Ruling in favor of Show-Me Credit Union over car repossession reversed

By Sam Knef | Mar 7, 2018

An appeals court has found in favor of a man who claimed that a lender that provided him financing of two vehicles failed to give proper notice as required by the Uniform Commercial Code when it repossessed them and sought a deficiency judgment.

ST. LOUIS — The Missouri Court of Appeals Eastern District has found in favor of a man who claimed that a lender that provided him financing of two vehicles failed to give proper notice as required by the Uniform Commercial Code when it repossessed them and sought a deficiency judgment.

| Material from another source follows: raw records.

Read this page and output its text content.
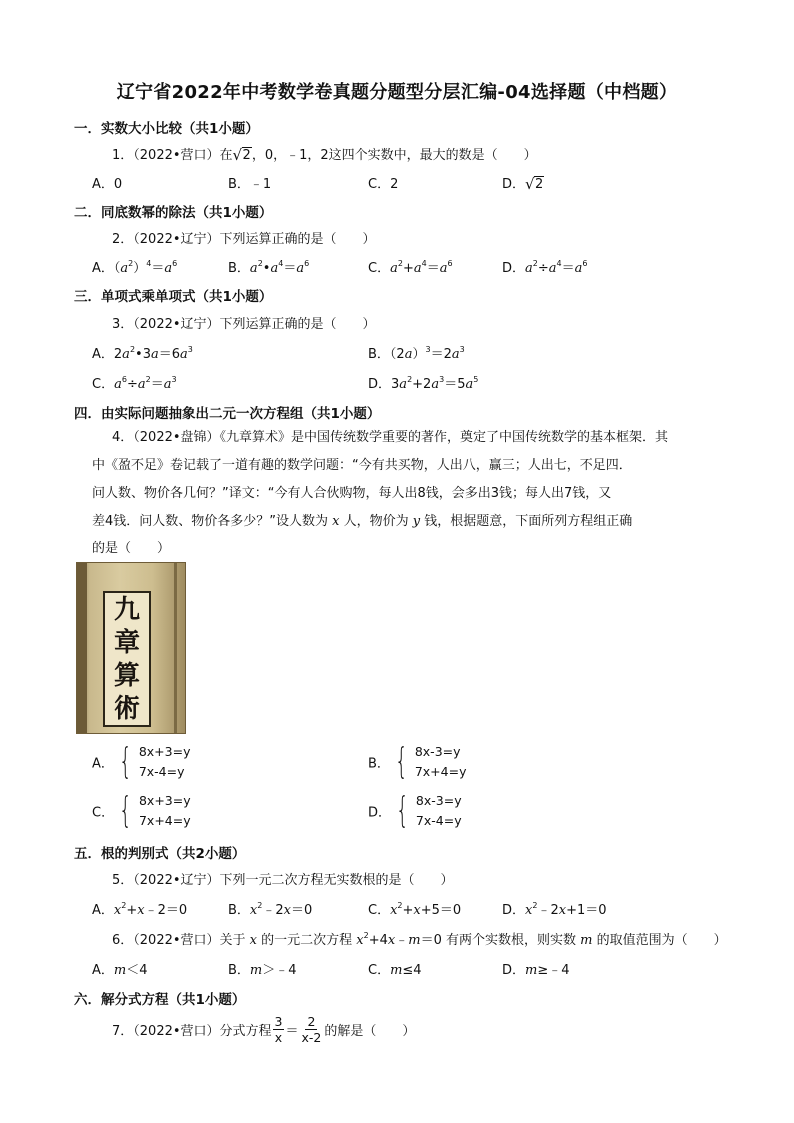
辽宁省2022年中考数学卷真题分题型分层汇编-04选择题（中档题）
一．实数大小比较（共1小题）
1．（2022•营口）在 √ 2，0，﹣1，2这四个实数中，最大的数是（　　）
A．0	B．﹣1	C．2	D． √ 2
二．同底数幂的除法（共1小题）
2．（2022•辽宁）下列运算正确的是（　　）
A．$(a^2)^4=a^6$	B．$a^2•a^4=a^6$	C．$a^2+a^4=a^6$	D．$a^2\div a^4=a^6$
三．单项式乘单项式（共1小题）
3．（2022•辽宁）下列运算正确的是（　　）
A．$2a^2•3a=6a^3$	B．$(2a)^3=2a^3$
C．$a^6\div a^2=a^3$	D．$3a^2+2a^3=5a^5$
四．由实际问题抽象出二元一次方程组（共1小题）
4．（2022•盘锦）《九章算术》是中国传统数学重要的著作，奠定了中国传统数学的基本框架．其
中《盈不足》卷记载了一道有趣的数学问题：“今有共买物，人出八，赢三；人出七，不足四．
问人数、物价各几何？”译文：“今有人合伙购物，每人出8钱，会多出3钱；每人出7钱，又
差4钱．问人数、物价各多少？”设人数为 x 人，物价为 y 钱，根据题意，下面所列方程组正确
的是（　　）
九
章
算
術
A． { 8x+3=y
7x-4=y	B． { 8x-3=y
7x+4=y
C． { 8x+3=y
7x+4=y	D． { 8x-3=y
7x-4=y
五．根的判别式（共2小题）
5．（2022•辽宁）下列一元二次方程无实数根的是（　　）
A．$x^2+x﹣2=0$	B．$x^2﹣2x=0$	C．$x^2+x+5=0$	D．$x^2﹣2x+1=0$
6．（2022•营口）关于 x 的一元二次方程 $x^2+4x﹣m=0$ 有两个实数根，则实数 m 的取值范围为（　　）
A．m＜4	B．m＞﹣4	C．m≤4	D．m≥﹣4
六．解分式方程（共1小题）
7．（2022•营口）分式方程 $\frac{3}{x} = \frac{2}{x-2}$ 的解是（　　）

According to the Feb. 27 ruling, Show-Me Credit Union had taken action against Dustin Mosely when he stopped making payments for the cars it financed for him. Show-Me argued that it sent Mosely a right to cure letter containing statutory notices and that he voluntarily surrendered the cars. It also claimed that it later sent Mosely a statutory notice of intent to sell the two cars and that after selling them and applying payments and credits due to Mosely, $12,535.96 remained due on his account.

Show-Me’s legal action sought the amount due, as well as attorneys' fees, costs and expenses.

In a counter action filed at Audrain County Circuit Court, Mosely sought to pursue a class action alleging Show-Me did not obtain his written consent to repossess, failed to send notices that complied with UCC requirements and wrongfully charged interest.


Show-Me's motion to dismiss argued that Mosely failed to state a claim upon which relief could be granted and that it did comply with UCC requirements in the underlying action.

Audrain County Circuit Judge Linda Hamlett granted Show-Me's motion to dismiss.

The appeals court panel -- Judges Gary Gaertner, Robert Clayton III and Angela Quigless -- noted that a failure to specify the type of sale in a presale notice to a debtor, public or private, leaves the debtor without an adequate ability to protect his or her interests.

"Thus, a failure to specify the type of sale, either public or private, at which the creditor would dispose of collateral violates the notice requirements" in statute, wrote Gaertner for the panel. "Mosely properly pleaded such a failure by SMCU, thus the trial court erred in determining that SMCU's notice was sufficient.

"Because Mosely properly pled SMCU's presale notice violated the UCC, the trial court erred in dismissing his counterclaim and granting judgment in favor of SMCU."

The panel remanded the case to Audrain County for further proceedings.